Is Agile always effective?

Ron Jeffries has a nice new article on whether agile implies effectiveness, and vice versa. The way he describes this is that an agile approach gives more opportinity for effectiveness, but if you can’t follow the agile approach you can use non-agile measures to still reach a certain point of effectiveness.

I think this resonates with some other things I’ve been reading and thinking about. The road to creating a full working agile implementation can take quite a few turns before ending up with the type of completely self-organising team that we’re aiming for. A lot depends on the people in the team, the support in the wider organisation, and the experience with agile processes. Scott Ambler has been talking about his Agile Maturity Model which promotes that ‘you should strive to be as agile as you need to be, and that will be driven by the situation that you face’. Jeff Sutherland has been emphasizing that new teams should start with a complete and structured Scrum implementation before they start adapting it to their specific situation, to avoid team (and whole companies!) to ‘adapting’ Scrum towards their previous way of working.

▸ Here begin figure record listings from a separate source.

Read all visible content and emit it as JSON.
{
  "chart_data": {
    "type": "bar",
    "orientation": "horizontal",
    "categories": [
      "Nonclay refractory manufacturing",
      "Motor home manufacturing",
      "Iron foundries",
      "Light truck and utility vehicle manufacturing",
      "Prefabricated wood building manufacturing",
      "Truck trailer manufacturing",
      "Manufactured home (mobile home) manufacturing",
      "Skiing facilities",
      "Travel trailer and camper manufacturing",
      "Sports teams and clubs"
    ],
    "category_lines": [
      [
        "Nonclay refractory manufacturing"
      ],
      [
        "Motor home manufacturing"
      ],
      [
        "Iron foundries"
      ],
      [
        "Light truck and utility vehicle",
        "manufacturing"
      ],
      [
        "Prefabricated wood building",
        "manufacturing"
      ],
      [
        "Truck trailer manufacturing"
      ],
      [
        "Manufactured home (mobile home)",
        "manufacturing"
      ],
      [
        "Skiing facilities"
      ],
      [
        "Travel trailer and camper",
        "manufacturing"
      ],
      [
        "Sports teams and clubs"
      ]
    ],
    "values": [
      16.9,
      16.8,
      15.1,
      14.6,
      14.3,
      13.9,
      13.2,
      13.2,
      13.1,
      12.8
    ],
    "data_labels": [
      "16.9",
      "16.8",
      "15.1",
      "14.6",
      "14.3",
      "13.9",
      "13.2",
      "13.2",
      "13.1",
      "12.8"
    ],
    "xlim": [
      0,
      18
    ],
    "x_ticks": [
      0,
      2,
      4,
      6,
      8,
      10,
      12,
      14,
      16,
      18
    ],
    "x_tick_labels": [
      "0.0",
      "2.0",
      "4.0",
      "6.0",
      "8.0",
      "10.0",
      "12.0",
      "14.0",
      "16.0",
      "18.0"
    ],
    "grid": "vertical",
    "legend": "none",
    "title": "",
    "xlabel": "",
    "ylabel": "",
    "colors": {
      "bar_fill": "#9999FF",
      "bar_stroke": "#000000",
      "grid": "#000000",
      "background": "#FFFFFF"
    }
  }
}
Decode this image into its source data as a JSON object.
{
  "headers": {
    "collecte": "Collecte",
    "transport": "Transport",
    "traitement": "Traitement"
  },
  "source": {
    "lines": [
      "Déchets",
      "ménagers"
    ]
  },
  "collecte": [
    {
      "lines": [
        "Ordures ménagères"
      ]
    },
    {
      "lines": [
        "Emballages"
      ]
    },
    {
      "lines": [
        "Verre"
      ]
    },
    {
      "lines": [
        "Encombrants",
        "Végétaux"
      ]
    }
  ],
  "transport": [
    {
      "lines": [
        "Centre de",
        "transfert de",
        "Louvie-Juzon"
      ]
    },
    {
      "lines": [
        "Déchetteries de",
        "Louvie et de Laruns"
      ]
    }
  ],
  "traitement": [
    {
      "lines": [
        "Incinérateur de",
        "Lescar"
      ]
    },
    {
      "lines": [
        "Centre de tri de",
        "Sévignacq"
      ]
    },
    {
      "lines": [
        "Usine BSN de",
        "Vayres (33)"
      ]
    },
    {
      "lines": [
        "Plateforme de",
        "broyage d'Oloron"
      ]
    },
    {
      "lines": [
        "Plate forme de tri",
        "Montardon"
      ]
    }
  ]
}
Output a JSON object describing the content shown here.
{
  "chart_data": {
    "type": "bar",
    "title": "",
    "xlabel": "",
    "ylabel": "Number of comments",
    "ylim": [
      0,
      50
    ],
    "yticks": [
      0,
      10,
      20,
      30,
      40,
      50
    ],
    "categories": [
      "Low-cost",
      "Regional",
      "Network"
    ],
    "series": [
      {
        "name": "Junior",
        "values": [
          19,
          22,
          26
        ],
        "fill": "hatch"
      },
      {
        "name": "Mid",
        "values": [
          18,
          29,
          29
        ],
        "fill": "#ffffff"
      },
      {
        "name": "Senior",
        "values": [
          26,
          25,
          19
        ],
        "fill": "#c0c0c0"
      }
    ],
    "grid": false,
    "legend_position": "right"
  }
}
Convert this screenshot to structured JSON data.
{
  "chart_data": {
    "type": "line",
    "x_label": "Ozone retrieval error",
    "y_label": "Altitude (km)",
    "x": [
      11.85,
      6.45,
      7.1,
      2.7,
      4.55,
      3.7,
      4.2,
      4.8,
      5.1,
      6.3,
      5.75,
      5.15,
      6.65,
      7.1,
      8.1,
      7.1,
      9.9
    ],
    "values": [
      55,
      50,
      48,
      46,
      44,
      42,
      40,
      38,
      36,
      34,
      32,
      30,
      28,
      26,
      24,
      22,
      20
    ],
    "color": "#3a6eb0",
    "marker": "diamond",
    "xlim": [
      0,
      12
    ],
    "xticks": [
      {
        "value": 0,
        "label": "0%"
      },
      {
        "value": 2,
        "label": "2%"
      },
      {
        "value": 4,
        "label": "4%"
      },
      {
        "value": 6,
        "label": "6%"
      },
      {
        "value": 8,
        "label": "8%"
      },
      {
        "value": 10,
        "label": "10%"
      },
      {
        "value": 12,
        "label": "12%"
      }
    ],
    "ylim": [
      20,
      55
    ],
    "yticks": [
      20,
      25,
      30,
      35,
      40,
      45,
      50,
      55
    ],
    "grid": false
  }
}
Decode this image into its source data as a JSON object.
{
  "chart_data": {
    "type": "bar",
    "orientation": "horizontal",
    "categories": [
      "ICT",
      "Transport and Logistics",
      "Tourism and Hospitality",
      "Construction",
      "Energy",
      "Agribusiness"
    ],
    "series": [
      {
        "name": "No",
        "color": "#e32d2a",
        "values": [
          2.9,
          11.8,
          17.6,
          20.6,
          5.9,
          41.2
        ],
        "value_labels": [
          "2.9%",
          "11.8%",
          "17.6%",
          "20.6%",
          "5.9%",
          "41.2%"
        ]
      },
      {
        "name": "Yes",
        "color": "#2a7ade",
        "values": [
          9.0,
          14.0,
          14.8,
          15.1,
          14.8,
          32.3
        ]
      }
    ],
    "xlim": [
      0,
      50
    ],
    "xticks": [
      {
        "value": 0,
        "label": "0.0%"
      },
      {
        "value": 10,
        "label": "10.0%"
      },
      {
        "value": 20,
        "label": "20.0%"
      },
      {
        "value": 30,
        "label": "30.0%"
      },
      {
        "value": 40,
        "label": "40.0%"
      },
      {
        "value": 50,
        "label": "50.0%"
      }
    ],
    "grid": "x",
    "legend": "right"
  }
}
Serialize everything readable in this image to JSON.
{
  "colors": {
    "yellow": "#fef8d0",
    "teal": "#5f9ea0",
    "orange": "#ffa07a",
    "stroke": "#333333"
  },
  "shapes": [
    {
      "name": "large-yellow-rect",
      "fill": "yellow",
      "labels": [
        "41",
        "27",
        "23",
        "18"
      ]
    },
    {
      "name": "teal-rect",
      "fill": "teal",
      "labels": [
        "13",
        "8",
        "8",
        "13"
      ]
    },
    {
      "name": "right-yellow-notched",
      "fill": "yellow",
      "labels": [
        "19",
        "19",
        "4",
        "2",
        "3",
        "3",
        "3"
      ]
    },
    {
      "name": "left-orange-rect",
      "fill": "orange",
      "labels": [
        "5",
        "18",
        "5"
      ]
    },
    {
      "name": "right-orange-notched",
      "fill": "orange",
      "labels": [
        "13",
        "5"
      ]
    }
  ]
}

All things said and done, I prefer starting with quite a strict way of applying Scrum, so that when you are changing an organisation, it has something substantial to change to. Of course, this can be interpreted as being against the first value of the Agile Manifesto: People and interaction over processes and tools. But if the process is all about enabling people and interactions, then not sticking to it will be worse than the alternative, especially if that means a return to a non-agile process. 

Adrenalin rush, it’s not just for parachutists anymore

In A Successful Manager But Never A Successful Project? Bruce Benson writes about a rather thought provoking idea: People might actually like being in firefighting mode!

The next time I’m in a situation where I’m having trouble understanding why management is not encouraging improvement, but completely focused on dealing with the craze of the day, I’m going to remember this post. And perhaps arrange some panic theater to keep everybody happy…

Deliver business value, yes. But what should the business value?

Paul McArdle of Global-Roam writes about an interesting article by Roger Martin in the Harvard Business Review (which ca be found here, but requires payment for the full article): ‘The Age of Customer Capitalism’.

The main drive of Agile processes is to deliver business value as effectively as possible. For anyone working in a more complex environment, this automatically raises the question of what business value is, and how it should be prioritised. Things like ROI can be clear, but in my experience is hardly ever used with any kind of rigour. The maximising of profits is very nice, but can not often be linked directly to the particular feature that is being developed.

So why not focus on the customer value? As the articles above state, this is usually a pretty good way to ensure long-term profitability for your company. And though there can always be different points of view on how to serve the customer best, customer satisfaction is certainly a measurable quality!

If you are working on software ‘visible’ to the end-user, it is wise to always consider how that customer is affected by your choices. If you’re prioritising a backlog, keep in mind what features are really needed for your customer, and which are coming from a different source. When implementing some new functionality, imagine how this (rare, they’re always rare!) error condition will appear to the user. Or how much he will be helped by simply ordering this list in that pull-down menu alphabetically, even if that was not explicitly in the spec. The end-user rules.